Em 1934, Sylvio voltou a ESALQ para cursar Genética e Estatística cujo ensino se iniciava na Agronomia no Brasil.  Morando com sua esposa e filhos na EEL, instalou a coleção, a sementeira de citros e o escritório próximo à residência. Começou o trabalho na formação de uma coleção de variedades cítricas para o suporte da atividade de pesquisa. Com entusiasmo e visão, percorrendo os pomares comerciais, foi ampliando a coleção e o relacionamento com os citricultores. A coleção de variedades cítricas foi desde o início o cartão de visita, o local de recebimento dos citricultores e outros interessados na cultura. Hoje tem mais de 600 variedades cítricas. Um experimento para estudo da compatibilidade porta-enxerto/copa dava inicio a pesquisa com material que tinha na EEL.

Em 1937 a citricultura paulista foi atacada por uma doença nova que dizimou 10 dos 12 milhões de laranjeiras enxertadas em laranja azeda. O semblante dos donos das plantas mortas era de tristeza, assim Sylvio reportava a situação. O nome pegou e depois passou a designar a doença, mundialmente. Na EEL, o experimento de porta enxerto, algumas parcelas estavam vivas e outras mortas. Havia resistência variável nas parcelas conforme o porta-enxerto. Assim, essa variação, ainda que se desconhecesse o patógeno, pôde indicar o caminho a seguir para restauração dos pomares: Mudar de porta-enxerto. Os melhores resultados estavam nas parcelas com porta-enxerto de limão cravo e de laranja caipira, e tangerina, e algumas outras. Estudando o comportamento deles, na EEL, destacava-se o porta-enxerto limão cravo. Essa opção é hoje de quase unanimidade na atual citricultura. No IAC os estudos de virologia mostraram que o patógeno da “Tristeza dos Citros” é um vírus. A mudança do porta-enxerto expos outros vírus que estavam ocultos quando o porta-enxerto era laranja azeda. O controle foi a eliminação desses outros vírus com os recursos da poliembrionia e o uso dos embriões nucelares. Novamente a EEL já tinha produzido nos trabalhos de genética de plantas para observação. Assim, pôde indicar e fornecer borbulhas de plantas nucelares para formação de pomares de clones nucelares. Foram formadas plantas matrizes nucelares na EEL que alicerçaram os novos viveiros de citros, registrados, hoje absolutos na produção e comércio de mudas cítricas no Estado de São Paulo.
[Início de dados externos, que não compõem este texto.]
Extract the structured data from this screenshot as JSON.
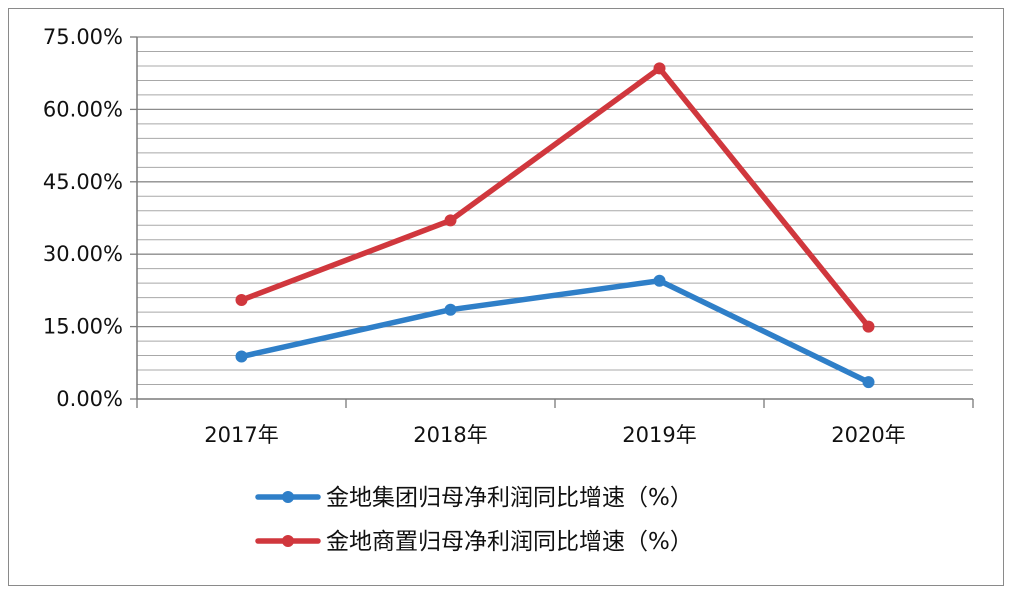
{
  "chart_data": {
    "type": "line",
    "categories": [
      "2017年",
      "2018年",
      "2019年",
      "2020年"
    ],
    "ylim": [
      0,
      75
    ],
    "yticks": [
      0,
      15,
      30,
      45,
      60,
      75
    ],
    "ytick_labels": [
      "0.00%",
      "15.00%",
      "30.00%",
      "45.00%",
      "60.00%",
      "75.00%"
    ],
    "minor_grid_step": 3,
    "grid": true,
    "legend_position": "bottom",
    "series": [
      {
        "name": "金地集团归母净利润同比增速（%）",
        "color": "#2f7fc8",
        "values": [
          8.8,
          18.5,
          24.5,
          3.5
        ]
      },
      {
        "name": "金地商置归母净利润同比增速（%）",
        "color": "#d0373d",
        "values": [
          20.5,
          37.0,
          68.5,
          15.0
        ]
      }
    ]
  }
}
Na atual citricultura de São Paulo, com cerca de 165 milhões de laranjeiras é, fortemente predominante os clones nucelares, com alta produção e limpos de vírus, exceção feita ao vírus da Tristeza devido ao vetor, o pulgão preto Toxoptera citricidus. Sylvio recebeu dos citricultores, colegas e amigos, em 1964 o título de “Arquiteto da Citricultura Brasileira”. O Governo do Estado de São Paulo promulgou lei da Assembleia Legislativa, dando à EEL o nome de “Centro de Citricultura Sylvio Moreira”.  O Engenheiro Agrônomo Ody Rodrigues que foi colaborador, companheiro e sucessor de Sylvio no IAC, escreveu em 2000: ......... “da equipe de pesquisadores que conseguiu oferecer aos produtores ao longo de muitos anos de trabalho, o melhor material cítrico, selecionado, sadio, livre de viroses e mais produtivo. Essas linhagens de citros constituíram-se no maior impulso que a pesquisa científica ofereceu à citricultura paulista e brasileira, que é atualmente a maior do mundo”.